Typical Interview Questions

Sally Painter
Woman asking questions during interview
expert checked

Typical interview questions are designed to assist a recruiter in assessing your skills and what kind of employee you'll make.

Typical Interview Questions Aren't Always Typical

While you can prepare for your interview by reviewing some of the typical interview questions, many of the questions a recruiter asks will be very specific about your skills and your work experience.

Beginning of Interview

Educational Background

Most recruiters will begin your interview by going over your education and may ask questions to clarify your qualifications.

Your Job Experience

The next line of questions will be about your experience. This usually begins with your current position and work backwards through your work history, although some recruiters prefer to get a chronological picture of your experience and start with your first job on your resume.

Typical questions:

  • What were your duties? Give a brief description. Never refer a recruiter to your resume or application as a response to a question. The recruiter already has that information. If you must paraphrase it, then do so. Try to add a little more information that a resume can't cover. If the recruiter is familiar with your former position, she may ask you specifics about it or how you went about performing the duties of your job.
  • What did you like most about that job? Be honest in your response. If you liked working on projects that you were given the lead, then explain why you enjoyed it. Perhaps you got great satisfaction from challenging yourself and learning to lead a team. Always make sure you give credit to your fellow workers, too.
  • What did you like the least? Being asked what you liked least about your past or present job can be a tricky question to answer. You don't want to say anything negative about your former company or co-workers. One way to respond to this question would be to say you needed more of a challenge. This creates a segue into the open position and how you feel it will be a better fit for your skills.
  • What would your current supervisor say is your biggest strength? You've had employee evaluations, so you should know this. Chances are the recruiter won't be able to talk with your supervisor, but play this one safe and answer as your supervisor would.
  • What would your supervisor say is your biggest weakness? Again, try to answer as you believe your supervisor would respond.

Other job specific questions:

  • Who was your supervisor?
  • What style of management do you find works the best?
  • Were you responsible for other workers?
  • Were you the lead on any projects? What were they? Describe what duties you had. Did you meet the job and project expectations?
  • Describe a time when you were faced with a dilemma about your job and what you did.

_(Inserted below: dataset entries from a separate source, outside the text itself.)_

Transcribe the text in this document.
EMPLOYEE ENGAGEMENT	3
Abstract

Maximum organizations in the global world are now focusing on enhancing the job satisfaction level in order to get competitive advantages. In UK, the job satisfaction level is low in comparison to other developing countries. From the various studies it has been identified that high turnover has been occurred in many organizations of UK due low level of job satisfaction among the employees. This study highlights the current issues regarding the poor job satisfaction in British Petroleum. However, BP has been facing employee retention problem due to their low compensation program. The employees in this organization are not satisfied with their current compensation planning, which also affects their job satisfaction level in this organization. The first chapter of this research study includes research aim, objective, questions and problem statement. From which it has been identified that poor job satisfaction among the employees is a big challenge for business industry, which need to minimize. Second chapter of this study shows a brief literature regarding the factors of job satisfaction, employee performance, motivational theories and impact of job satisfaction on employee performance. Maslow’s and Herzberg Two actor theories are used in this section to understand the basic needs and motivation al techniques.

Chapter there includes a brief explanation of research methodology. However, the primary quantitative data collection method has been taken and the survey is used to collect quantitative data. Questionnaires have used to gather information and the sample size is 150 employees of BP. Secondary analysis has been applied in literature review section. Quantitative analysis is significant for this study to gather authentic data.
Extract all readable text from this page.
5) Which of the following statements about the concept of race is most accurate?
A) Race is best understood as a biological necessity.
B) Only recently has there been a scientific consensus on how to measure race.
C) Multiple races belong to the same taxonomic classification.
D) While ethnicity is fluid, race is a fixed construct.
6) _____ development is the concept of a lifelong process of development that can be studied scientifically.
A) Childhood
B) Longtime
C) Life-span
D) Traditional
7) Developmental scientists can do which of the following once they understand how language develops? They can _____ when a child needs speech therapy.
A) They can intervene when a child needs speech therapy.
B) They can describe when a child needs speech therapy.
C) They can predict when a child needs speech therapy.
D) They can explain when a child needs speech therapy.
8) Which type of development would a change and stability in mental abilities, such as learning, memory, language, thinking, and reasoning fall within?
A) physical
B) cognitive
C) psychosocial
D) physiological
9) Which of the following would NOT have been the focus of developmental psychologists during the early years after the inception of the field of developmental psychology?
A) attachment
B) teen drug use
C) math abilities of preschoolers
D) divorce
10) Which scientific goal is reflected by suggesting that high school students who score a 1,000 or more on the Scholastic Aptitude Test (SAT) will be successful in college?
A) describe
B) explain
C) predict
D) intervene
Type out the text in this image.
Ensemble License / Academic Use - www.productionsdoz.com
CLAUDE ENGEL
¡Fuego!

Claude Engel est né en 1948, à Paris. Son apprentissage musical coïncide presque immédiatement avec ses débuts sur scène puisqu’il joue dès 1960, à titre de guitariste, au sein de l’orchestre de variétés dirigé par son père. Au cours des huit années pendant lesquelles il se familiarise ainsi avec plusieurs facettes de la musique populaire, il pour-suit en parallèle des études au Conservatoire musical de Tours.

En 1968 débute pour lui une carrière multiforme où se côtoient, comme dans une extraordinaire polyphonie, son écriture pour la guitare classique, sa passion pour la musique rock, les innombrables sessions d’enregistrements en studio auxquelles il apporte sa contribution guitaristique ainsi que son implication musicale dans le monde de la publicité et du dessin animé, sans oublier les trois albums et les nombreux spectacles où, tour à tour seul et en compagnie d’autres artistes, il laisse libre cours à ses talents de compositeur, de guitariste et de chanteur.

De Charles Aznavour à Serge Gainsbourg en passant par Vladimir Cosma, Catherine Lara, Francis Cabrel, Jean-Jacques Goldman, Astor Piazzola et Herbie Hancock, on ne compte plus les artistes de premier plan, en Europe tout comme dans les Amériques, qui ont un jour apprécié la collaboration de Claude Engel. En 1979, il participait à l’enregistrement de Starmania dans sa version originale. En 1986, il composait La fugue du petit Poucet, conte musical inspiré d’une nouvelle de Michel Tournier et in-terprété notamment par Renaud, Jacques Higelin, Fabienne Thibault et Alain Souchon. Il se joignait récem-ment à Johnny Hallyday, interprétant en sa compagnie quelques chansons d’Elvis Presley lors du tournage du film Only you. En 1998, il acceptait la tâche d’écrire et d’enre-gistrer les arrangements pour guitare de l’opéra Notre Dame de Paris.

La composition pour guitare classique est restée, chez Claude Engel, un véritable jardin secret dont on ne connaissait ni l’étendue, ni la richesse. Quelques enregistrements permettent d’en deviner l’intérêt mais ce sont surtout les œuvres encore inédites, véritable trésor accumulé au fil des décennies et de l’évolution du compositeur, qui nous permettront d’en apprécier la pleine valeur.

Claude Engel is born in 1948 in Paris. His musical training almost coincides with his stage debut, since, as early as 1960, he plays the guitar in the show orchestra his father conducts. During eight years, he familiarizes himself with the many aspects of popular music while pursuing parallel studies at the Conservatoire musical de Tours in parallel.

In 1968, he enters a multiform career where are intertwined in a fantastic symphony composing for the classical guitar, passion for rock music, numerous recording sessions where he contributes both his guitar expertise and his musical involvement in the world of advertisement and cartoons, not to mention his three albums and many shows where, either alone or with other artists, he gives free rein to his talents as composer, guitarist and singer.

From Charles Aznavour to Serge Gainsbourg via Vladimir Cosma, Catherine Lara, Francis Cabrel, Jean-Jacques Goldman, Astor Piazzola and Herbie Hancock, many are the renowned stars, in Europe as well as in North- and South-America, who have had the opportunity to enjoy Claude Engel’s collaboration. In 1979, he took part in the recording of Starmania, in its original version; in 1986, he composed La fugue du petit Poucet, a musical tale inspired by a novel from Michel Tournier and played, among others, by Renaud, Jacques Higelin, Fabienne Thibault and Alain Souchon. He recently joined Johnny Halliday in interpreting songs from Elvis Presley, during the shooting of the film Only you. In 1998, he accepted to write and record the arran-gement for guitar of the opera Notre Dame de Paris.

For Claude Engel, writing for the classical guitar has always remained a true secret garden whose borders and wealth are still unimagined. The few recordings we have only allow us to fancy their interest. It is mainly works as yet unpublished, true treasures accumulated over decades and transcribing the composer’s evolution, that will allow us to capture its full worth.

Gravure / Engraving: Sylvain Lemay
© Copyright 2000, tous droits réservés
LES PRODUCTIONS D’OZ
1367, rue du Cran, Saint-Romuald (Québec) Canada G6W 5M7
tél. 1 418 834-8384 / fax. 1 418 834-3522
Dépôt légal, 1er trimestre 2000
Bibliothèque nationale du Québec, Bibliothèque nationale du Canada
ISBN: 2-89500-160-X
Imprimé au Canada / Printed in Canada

Commonly Asked Interview Questions

There are certain questions that are asked in almost every interview. A few of the most commonly asked interview questions are:

  • Why are you seeking a new job? Don't use this question for a venting session about everything that is wrong with your current or most recent job. Instead, focus on one of the aspects of the job that inspired you to send in your resume.
  • What are your career goals? Be realistic. Don't say you're aiming for the Vice President position unless it's the next step in your career path or you're applying for the VP position.
  • What do you think would be the most challenging aspect of this job? Don't say anything that will reflect negatively on you. State the challenge and quickly explain how you would face it and compare to how you're current duties are similar or are applicable to the new job.
  • If hired, what would you bring to the job? This is your opportunity to shine. Don't go overboard. Keep your contributions to the company realistic. Select three things you know you can bring to the job that will help the company and after stating them, emphasize your strongest ability. If you know the company well enough, you can give an example of how you can help.
  • What is your current salary? Just tell the recruiter. Dancing around this question will only irritate the person interviewing you. The recruiter probably has a good idea what you're making or at the least your industry salary range. Be honest.
  • What are your salary expectations? Be realistic. If you're currently earning $45,000 don't give $65,000 for your answer. This will knock you out of the game faster than anything else because it reveals to the recruiter that you are unprofessional and unrealistic. Unless you are currently earning $20,000 less than your peers, this is an inappropriate answer. If you're earning $20,000 less than what you should be earning, a recruiter is going to be wary unless you have a very good explanation.
  • If hired, how soon could you start? Unless you're currently unemployed, the standard response is two weeks because most people work a two-week notice out of professional courtesy.

Purpose of Interview Questions

Of course, you know the purpose of interview questions is for the recruiter to get to know you and the skills you can bring to the job. The other purpose is for you to learn as much as you can about the company and the position so you'll be better prepared when you're called back for a second interview.